Achieng, the Ellen Show and US-aided gullibility

The famed US insularity makes Americans quite gullible.

In Summary

• The general ignorance of cultures, ideas and peoples outside the US makes Americans easy to fool on world affairs.

A TV set
A TV set
Image: FILE

By the time you read this, about a week will have passed since the Ellen Show launched a new Kenyan celebrity into the stratosphere.

For at least two days, my Twitter timeline (TL) was blazing with videos, photographs and stories of Achieng Agutu, a young Kenyan woman studying in the US.

She appeared on the Ellen Show and was randomly picked, or so the makers of the show would have us believe, to be interviewed by DeGeneres.

Achieng said she was studying in the US, while at the same time holding down a number of jobs on and off campus (not unusual if you studied abroad; it’s only in Kenya where, as far as I recall, university students looked down on part-time jobs, though things may have changed).

So far so good. It was when Achieng told Ellen she had taught herself English in Kenya by watching the Ellen Show and cross-referencing words she came across with Internet searches, that the Kenyans on my TL called BS.

#KOT CSI detectives swung into action, looking for Achieng’s files, and soon her whole “real” history was being spread all over Twitter.

While some people were mad with Achieng for supposedly telling fibs about herself and her family, others from the “fake it until you make it” school of life were cheering her on.

I think Achieng was only taking advantage of that notoriously widespread US illiteracy about the rest of the world. This famed US insularity makes Americans quite gullible. I have heard many stories from Kenyans who studied in the US about this gullibility and how it amused them to tell tall tales about life in Kenya.

One of my cousins used to tell us about the improbable story she told her US university friends. She sold the idea that she sailed to the US in a canoe fashioned by her father, using a map drawn by the US Ambassador to Kenya, who lived in the tree next door to her family’s tree in the African bush. Her American friends, all of them freshmen at a leading US university, bought the story hook, line and sinker.

This general ignorance of cultures, ideas and peoples outside the US is also what is behind the fact that by 2016, only 36 per cent of Americans held valid passports, compared to 75 per cent of Brits or Australians, for instance.

One would have thought that the producers on the Ellen Show or even Ellen herself, who visited Kenya last year as part of her 60th birthday celebrations, might have seen through Achieng’s story, but then again, why would they?

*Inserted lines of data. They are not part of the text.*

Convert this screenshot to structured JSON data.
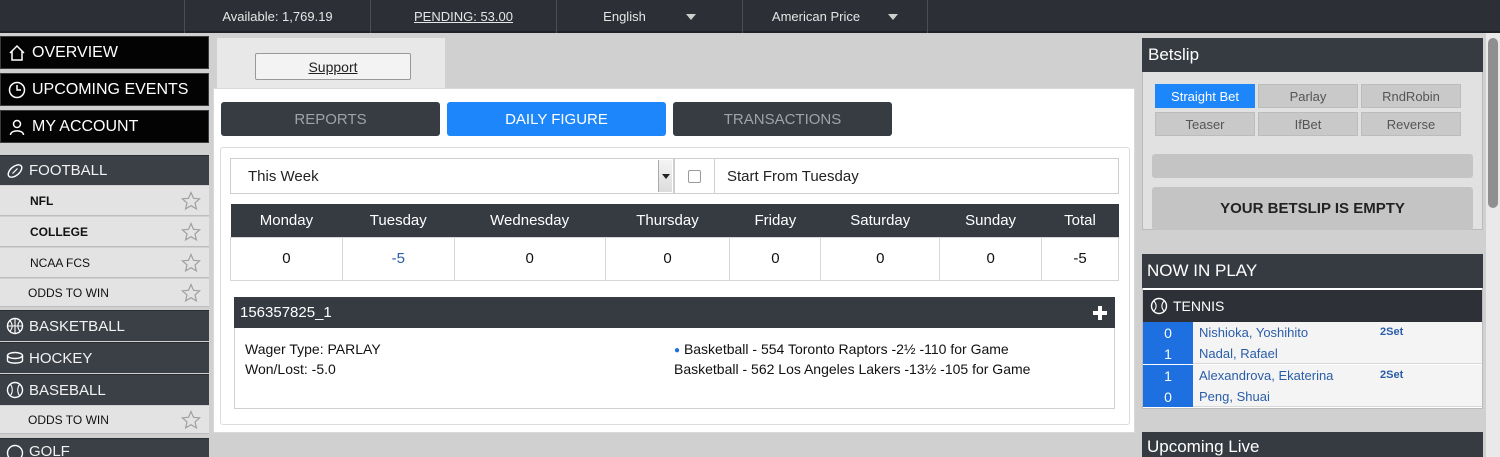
{
  "topbar": {
    "available": "Available: 1,769.19",
    "pending": "PENDING: 53.00",
    "language": "English",
    "price_format": "American Price"
  },
  "nav": {
    "overview": "OVERVIEW",
    "upcoming": "UPCOMING EVENTS",
    "account": "MY ACCOUNT"
  },
  "sports": {
    "football": "FOOTBALL",
    "football_items": [
      "NFL",
      "COLLEGE",
      "NCAA FCS",
      "ODDS TO WIN"
    ],
    "basketball": "BASKETBALL",
    "hockey": "HOCKEY",
    "baseball": "BASEBALL",
    "baseball_items": [
      "ODDS TO WIN"
    ],
    "golf": "GOLF"
  },
  "support": "Support",
  "tabs": [
    "REPORTS",
    "DAILY FIGURE",
    "TRANSACTIONS"
  ],
  "filter": {
    "period": "This Week",
    "start_label": "Start From Tuesday"
  },
  "figures": {
    "headers": [
      "Monday",
      "Tuesday",
      "Wednesday",
      "Thursday",
      "Friday",
      "Saturday",
      "Sunday",
      "Total"
    ],
    "values": [
      "0",
      "-5",
      "0",
      "0",
      "0",
      "0",
      "0",
      "-5"
    ]
  },
  "wager": {
    "id": "156357825_1",
    "type": "Wager Type: PARLAY",
    "result": "Won/Lost: -5.0",
    "legs": [
      "Basketball - 554 Toronto Raptors -2½ -110 for Game",
      "Basketball - 562 Los Angeles Lakers -13½ -105 for Game"
    ]
  },
  "betslip": {
    "title": "Betslip",
    "types": [
      "Straight Bet",
      "Parlay",
      "RndRobin",
      "Teaser",
      "IfBet",
      "Reverse"
    ],
    "empty": "YOUR BETSLIP IS EMPTY"
  },
  "now_in_play": {
    "title": "NOW IN PLAY",
    "sport": "TENNIS",
    "matches": [
      {
        "set": "2Set",
        "players": [
          {
            "score": "0",
            "name": "Nishioka, Yoshihito"
          },
          {
            "score": "1",
            "name": "Nadal, Rafael"
          }
        ]
      },
      {
        "set": "2Set",
        "players": [
          {
            "score": "1",
            "name": "Alexandrova, Ekaterina"
          },
          {
            "score": "0",
            "name": "Peng, Shuai"
          }
        ]
      }
    ]
  },
  "upcoming_live": "Upcoming Live",
  "colors": {
    "accent": "#1e86fb",
    "header": "#363b42",
    "link": "#2a5da8"
  }
}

Ellen was in Kenya as a tourist and as such, had minimal contact with Kenyans outside of the places she stayed, and those who drove her to game parks. And this would have been nothing like enough exposure.

On the other hand, Ellen fooled viewers, too, in that if her picking of Achieng was so random, how did she manage to fly her family into the US for a reunion so easily? We all know how difficult it is to get US visas. The whole stunt must have been planned long in advance and just shot to look spontaneous.